As you’ve read in Onion Pests, Diseases & Problems, white rot is a devil of a disease. I’m afraid the only real answer is not to grow the onion family in that soil. As I said in the article:

Since you cannot grow on infected soil for eight years you need to consider alternatives such as using a completely separate plot of land or constructing a deep raised bed and filling with clean topsoil / compost.

Sorry I don’t have any better solutions than those I’ve already written in the article.

Can You Compost a Synthetic Duvet?

Lois asked:

Would the synthetic inners of a duvet decompose in a compost or have any use in a garden?

The synthetic inners of duvets are made from polyester microfibre which is a plastic, polyethylene terephthalate (PET). It may break down into small pieces but it won’t decompose into anything useful in the compost. It’s going to become polluting micro-plastics.

To be clear – do not try and compost polyester duvets.

I’m afraid I can’t see much use for it in the garden. I did wonder if it could serve as an insulator for a compost heap. Because it will get wet outside and hold water it won’t be much use for that. Polyester can be recycled in theory so I’d take it to the council waste recycling centre.

Feather duvets, however, can be useful in the garden – feathers will slowly rot down in the soil releasing nitrogen to the plants. They are more expensive – but you don’t buy a duvet every day.

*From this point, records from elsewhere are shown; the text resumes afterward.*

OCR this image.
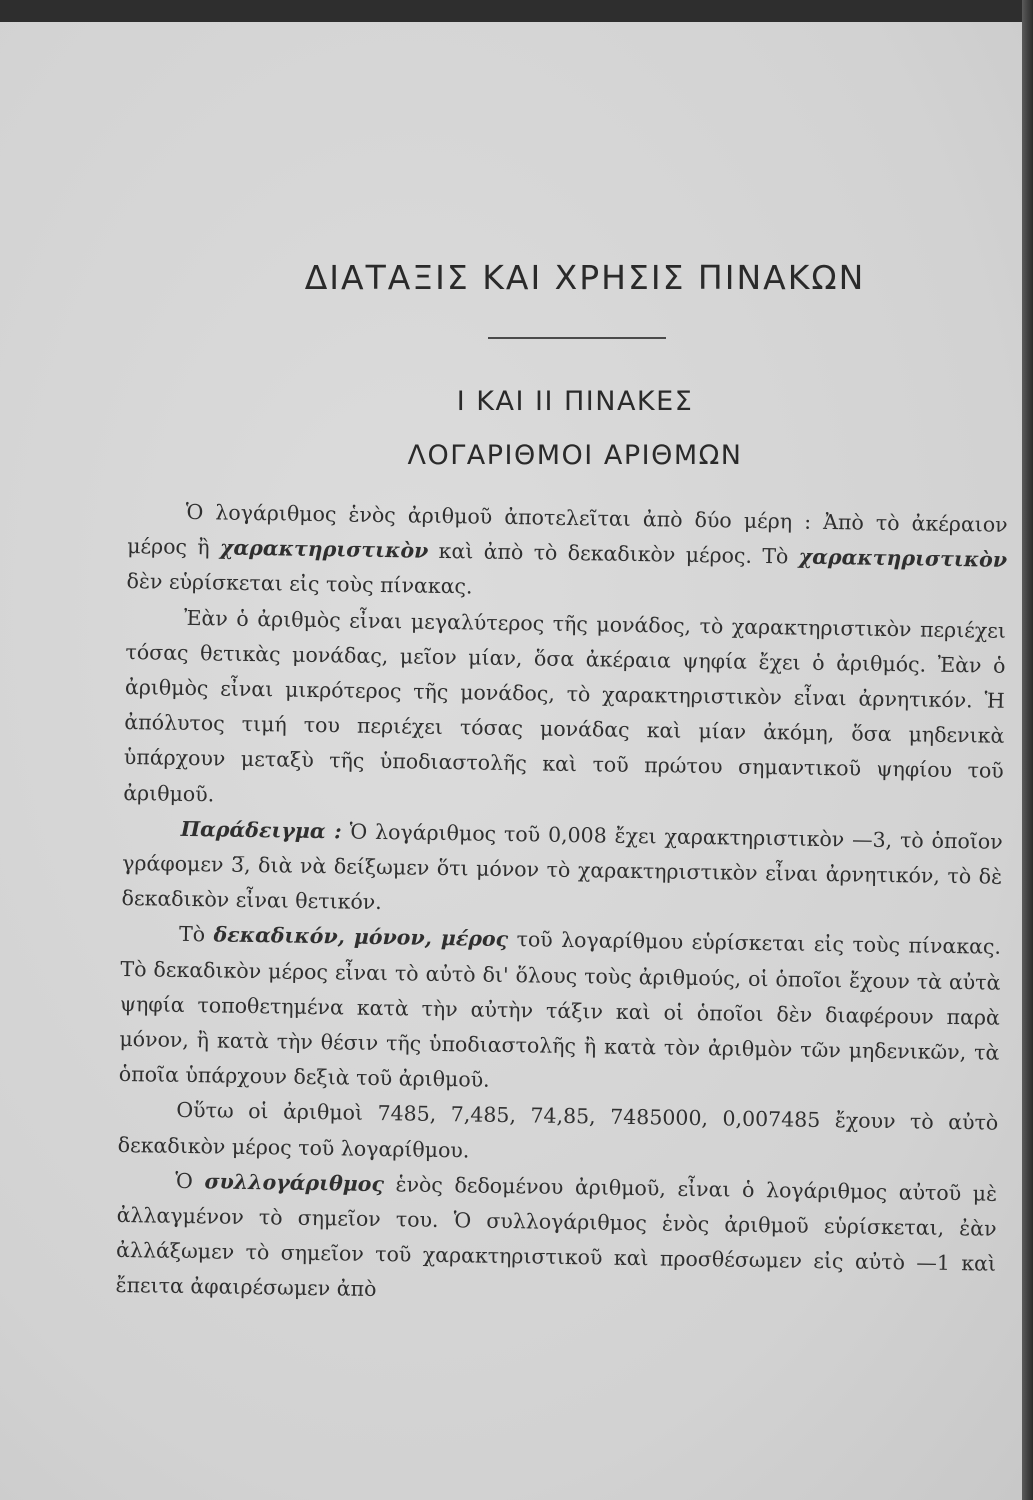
ΔΙΑΤΑΞΙΣ ΚΑΙ ΧΡΗΣΙΣ ΠΙΝΑΚΩΝ
Ι ΚΑΙ ΙΙ ΠΙΝΑΚΕΣ
ΛΟΓΑΡΙΘΜΟΙ ΑΡΙΘΜΩΝ

Ὁ λογάριθμος ἑνὸς ἀριθμοῦ ἀποτελεῖται ἀπὸ δύο μέρη : Ἀπὸ τὸ ἀκέραιον μέρος ἢ χαρακτηριστικὸν καὶ ἀπὸ τὸ δεκαδικὸν μέρος. Τὸ χαρακτηριστικὸν δὲν εὑρίσκεται εἰς τοὺς πίνακας.

Ἐὰν ὁ ἀριθμὸς εἶναι μεγαλύτερος τῆς μονάδος, τὸ χαρακτηριστικὸν περιέχει τόσας θετικὰς μονάδας, μεῖον μίαν, ὅσα ἀκέραια ψηφία ἔχει ὁ ἀριθμός. Ἐὰν ὁ ἀριθμὸς εἶναι μικρότερος τῆς μονάδος, τὸ χαρακτηριστικὸν εἶναι ἀρνητικόν. Ἡ ἀπόλυτος τιμή του περιέχει τόσας μονάδας καὶ μίαν ἀκόμη, ὅσα μηδενικὰ ὑπάρχουν μεταξὺ τῆς ὑποδιαστολῆς καὶ τοῦ πρώτου σημαντικοῦ ψηφίου τοῦ ἀριθμοῦ.

Παράδειγμα : Ὁ λογάριθμος τοῦ 0,008 ἔχει χαρακτηριστικὸν —3, τὸ ὁποῖον γράφομεν 3̅, διὰ νὰ δείξωμεν ὅτι μόνον τὸ χαρακτηριστικὸν εἶναι ἀρνητικόν, τὸ δὲ δεκαδικὸν εἶναι θετικόν.

Τὸ δεκαδικόν, μόνον, μέρος τοῦ λογαρίθμου εὑρίσκεται εἰς τοὺς πίνακας. Τὸ δεκαδικὸν μέρος εἶναι τὸ αὐτὸ δι' ὅλους τοὺς ἀριθμούς, οἱ ὁποῖοι ἔχουν τὰ αὐτὰ ψηφία τοποθετημένα κατὰ τὴν αὐτὴν τάξιν καὶ οἱ ὁποῖοι δὲν διαφέρουν παρὰ μόνον, ἢ κατὰ τὴν θέσιν τῆς ὑποδιαστολῆς ἢ κατὰ τὸν ἀριθμὸν τῶν μηδενικῶν, τὰ ὁποῖα ὑπάρχουν δεξιὰ τοῦ ἀριθμοῦ.

Οὕτω οἱ ἀριθμοὶ 7485, 7,485, 74,85, 7485000, 0,007485 ἔχουν τὸ αὐτὸ δεκαδικὸν μέρος τοῦ λογαρίθμου.

Ὁ συλλογάριθμος ἑνὸς δεδομένου ἀριθμοῦ, εἶναι ὁ λογάριθμος αὐτοῦ μὲ ἀλλαγμένον τὸ σημεῖον του. Ὁ συλλογάριθμος ἑνὸς ἀριθμοῦ εὑρίσκεται, ἐὰν ἀλλάξωμεν τὸ σημεῖον τοῦ χαρακτηριστικοῦ καὶ προσθέσωμεν εἰς αὐτὸ —1 καὶ ἔπειτα ἀφαιρέσωμεν ἀπὸ
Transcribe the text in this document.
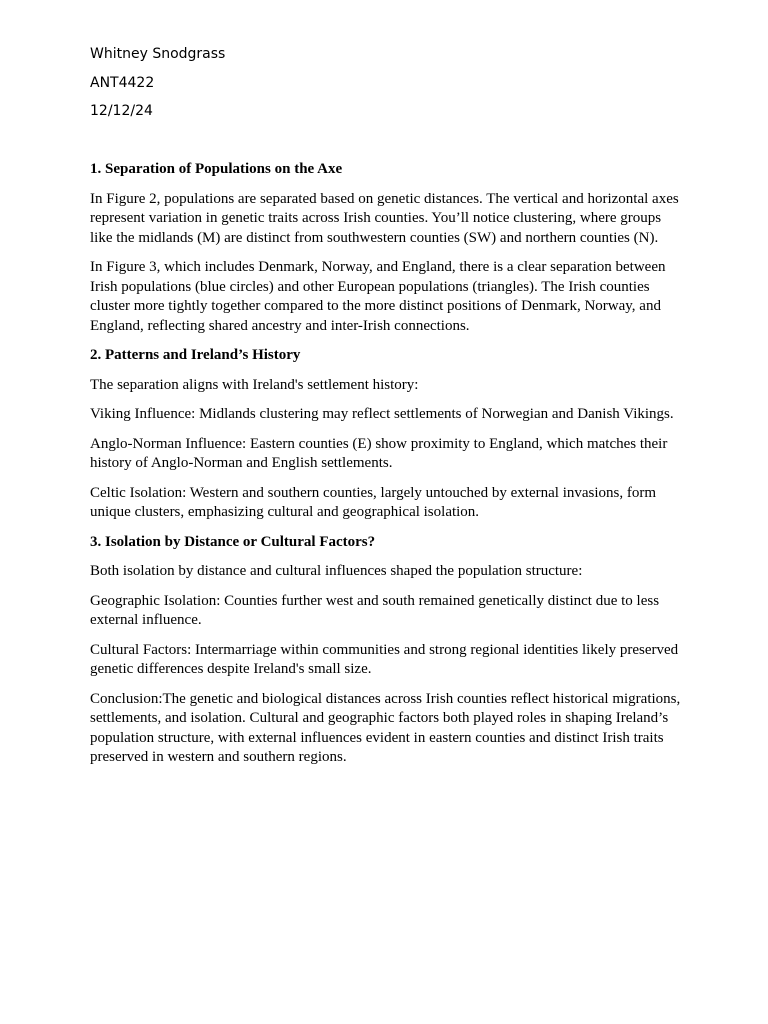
Whitney Snodgrass
ANT4422
12/12/24
1. Separation of Populations on the Axe

In Figure 2, populations are separated based on genetic distances. The vertical and horizontal axes represent variation in genetic traits across Irish counties. You’ll notice clustering, where groups like the midlands (M) are distinct from southwestern counties (SW) and northern counties (N).

In Figure 3, which includes Denmark, Norway, and England, there is a clear separation between Irish populations (blue circles) and other European populations (triangles). The Irish counties cluster more tightly together compared to the more distinct positions of Denmark, Norway, and England, reflecting shared ancestry and inter-Irish connections.

2. Patterns and Ireland’s History

The separation aligns with Ireland's settlement history:

Viking Influence: Midlands clustering may reflect settlements of Norwegian and Danish Vikings.

Anglo-Norman Influence: Eastern counties (E) show proximity to England, which matches their history of Anglo-Norman and English settlements.

Celtic Isolation: Western and southern counties, largely untouched by external invasions, form unique clusters, emphasizing cultural and geographical isolation.

3. Isolation by Distance or Cultural Factors?

Both isolation by distance and cultural influences shaped the population structure:

Geographic Isolation: Counties further west and south remained genetically distinct due to less external influence.

Cultural Factors: Intermarriage within communities and strong regional identities likely preserved genetic differences despite Ireland's small size.

Conclusion:The genetic and biological distances across Irish counties reflect historical migrations, settlements, and isolation. Cultural and geographic factors both played roles in shaping Ireland’s population structure, with external influences evident in eastern counties and distinct Irish traits preserved in western and southern regions.
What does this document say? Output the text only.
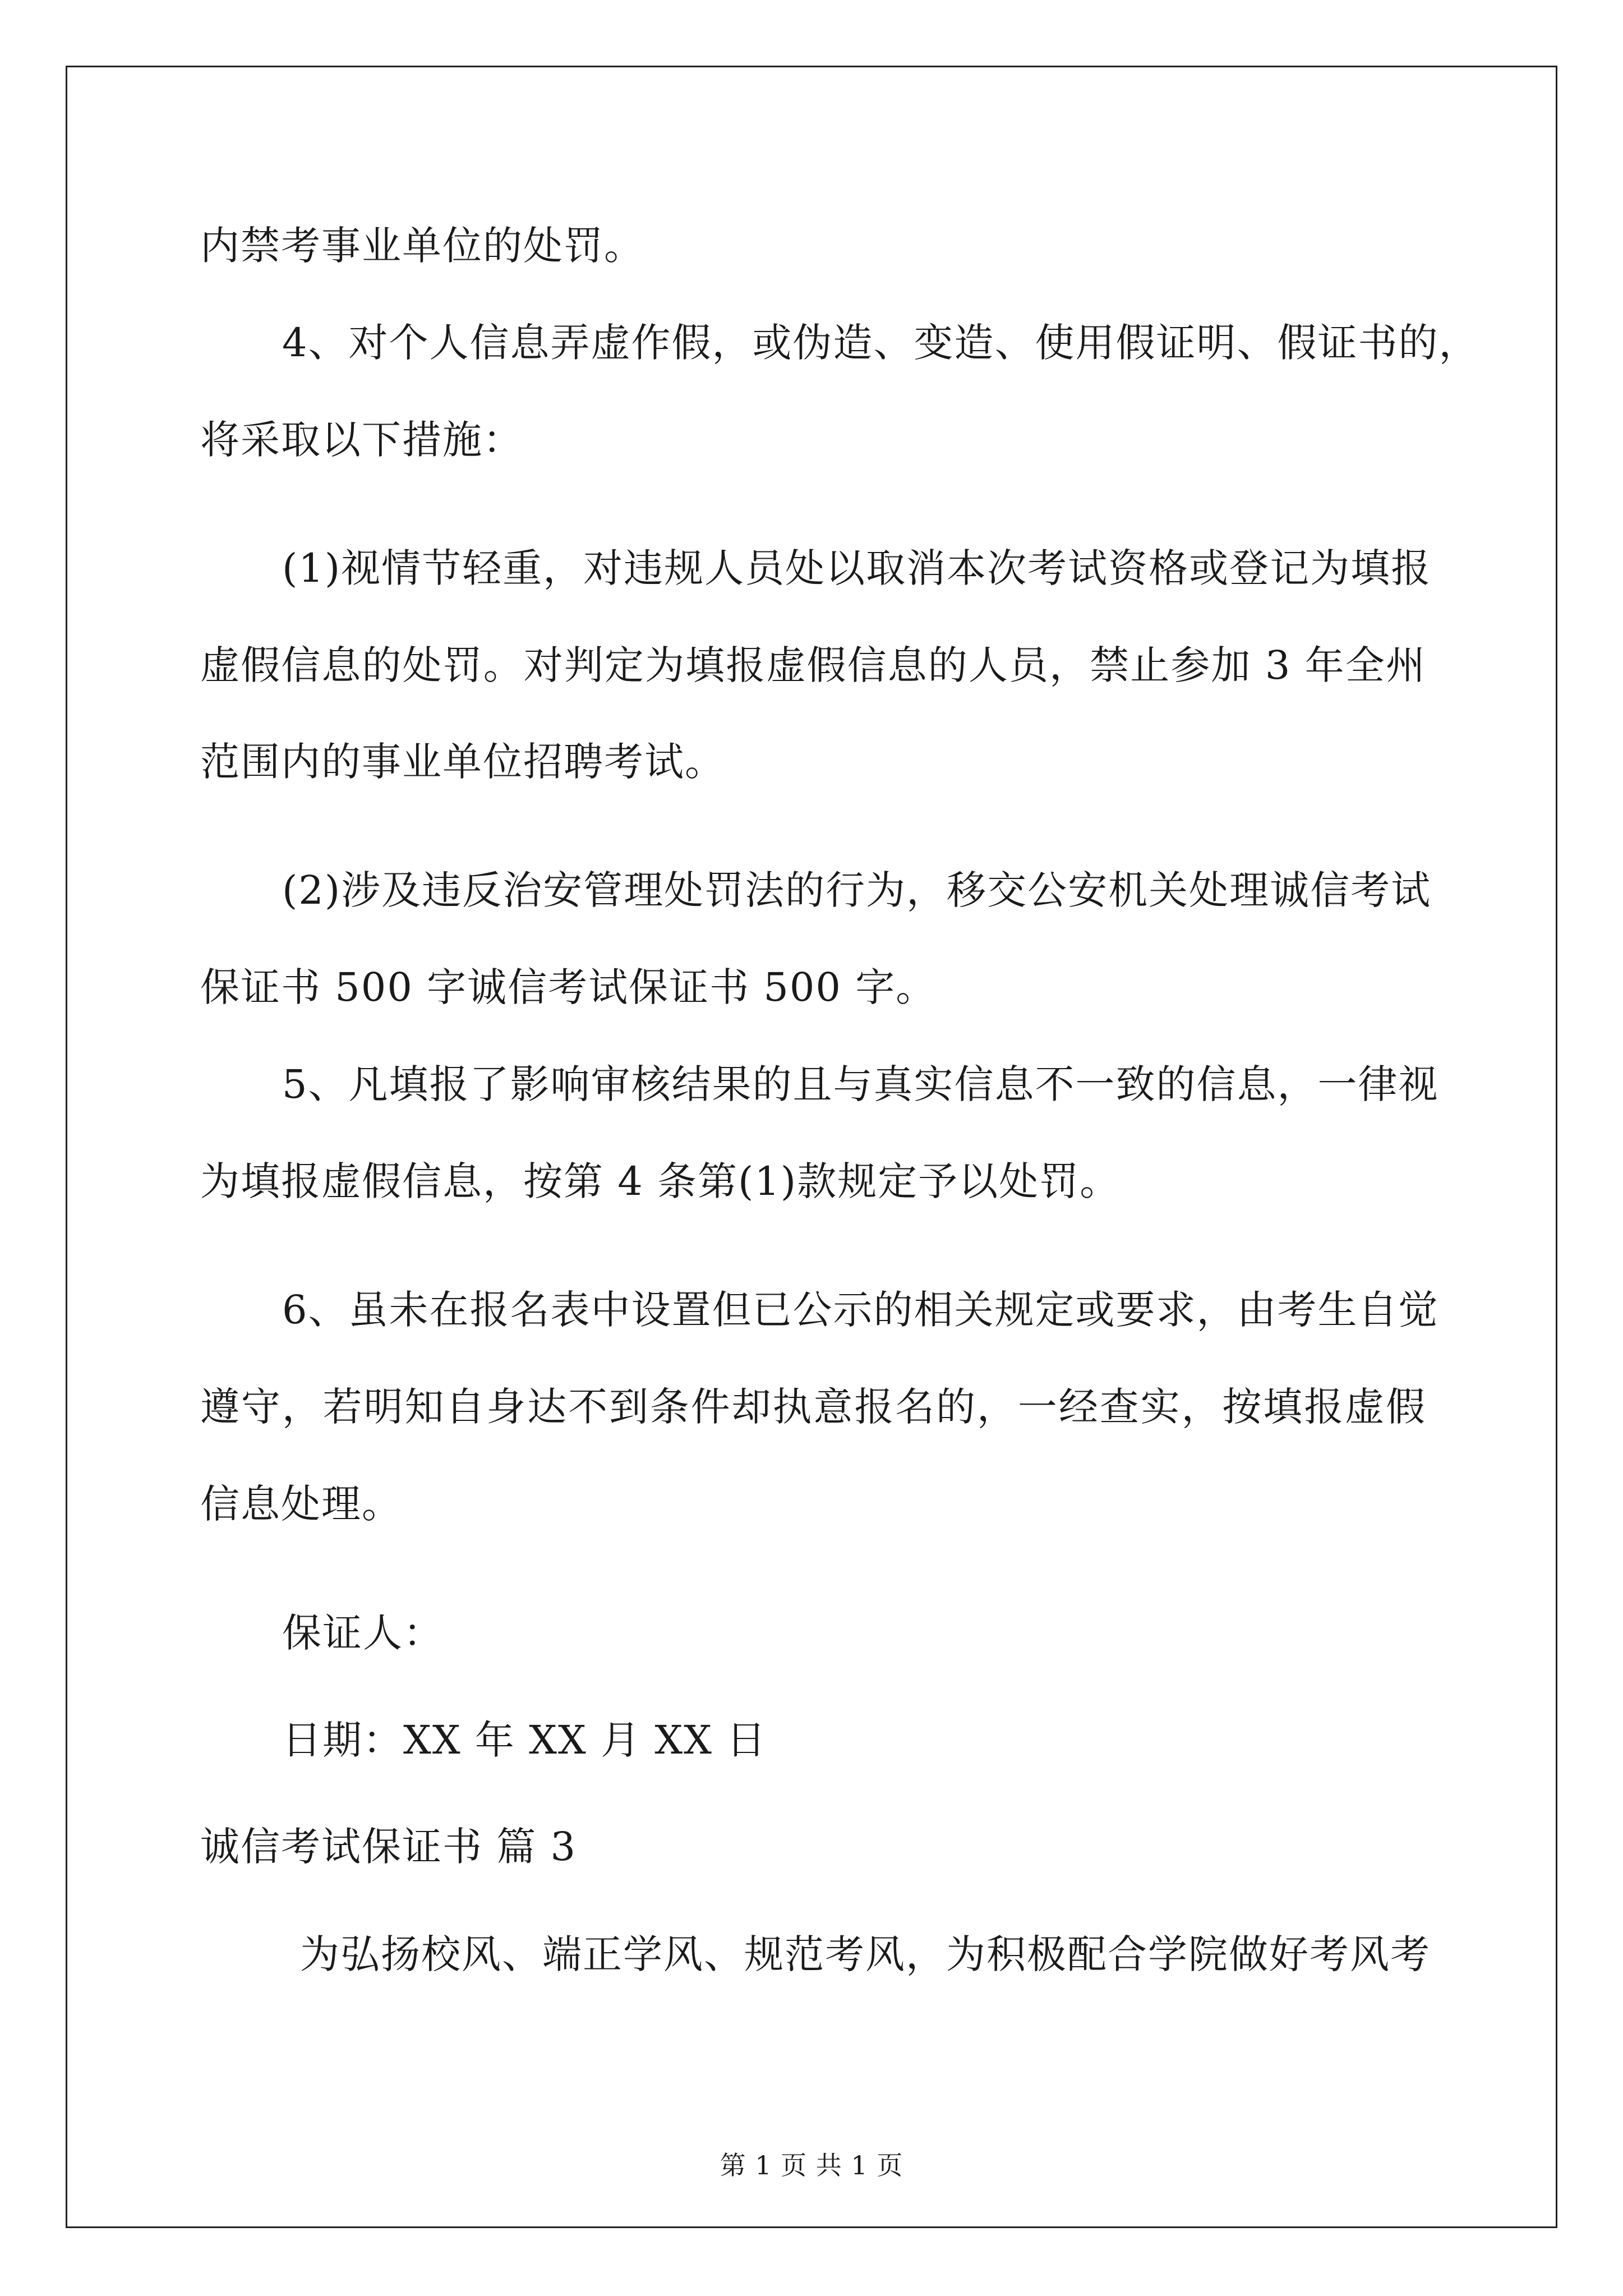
内禁考事业单位的处罚。
4、对个人信息弄虚作假，或伪造、变造、使用假证明、假证书的，
将采取以下措施：
(1)视情节轻重，对违规人员处以取消本次考试资格或登记为填报
虚假信息的处罚。对判定为填报虚假信息的人员，禁止参加 3 年全州
范围内的事业单位招聘考试。
(2)涉及违反治安管理处罚法的行为，移交公安机关处理诚信考试
保证书 500 字诚信考试保证书 500 字。
5、凡填报了影响审核结果的且与真实信息不一致的信息，一律视
为填报虚假信息，按第 4 条第(1)款规定予以处罚。
6、虽未在报名表中设置但已公示的相关规定或要求，由考生自觉
遵守，若明知自身达不到条件却执意报名的，一经查实，按填报虚假
信息处理。
保证人：
日期：XX 年 XX 月 XX 日
诚信考试保证书 篇 3
为弘扬校风、端正学风、规范考风，为积极配合学院做好考风考
第 1 页 共 1 页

Posted in Allotment Garden Diary
One comment on “Growing Questions & Answers 3 June 2019
  1. JacsH says:

    Wood for raised beds.
    Our kitchen garden has a substantial area of shallow, wet peat growing purple moor grass with heather over bedrock so raised beds were essential. We used treated (assume tanalised of some sort) timber from the local Agric suppliers plus old fence posts and so on. We then lined the sides with plastic sheet (left-over damp proof membrane) before filling. Strawberries have been in 4 years (yes, I plan to replace soon but they’re still going strong) with good harvests each year. New raised beds this year have produced huge crops of runner beans and massive tops on Jerusalem artichokes – crop to come. The best have been carrots, parsnips, onions and squash. The beds were filled with a mix of our own compost, sandy grit from the local quarry and rotted horse manure, about 50:30:20. We’re planning a seaweed mulch this winter as a trial. Home-made ‘net curtains’ around the carrot bed gave family a lot of amusement but kept the carrot root fly off!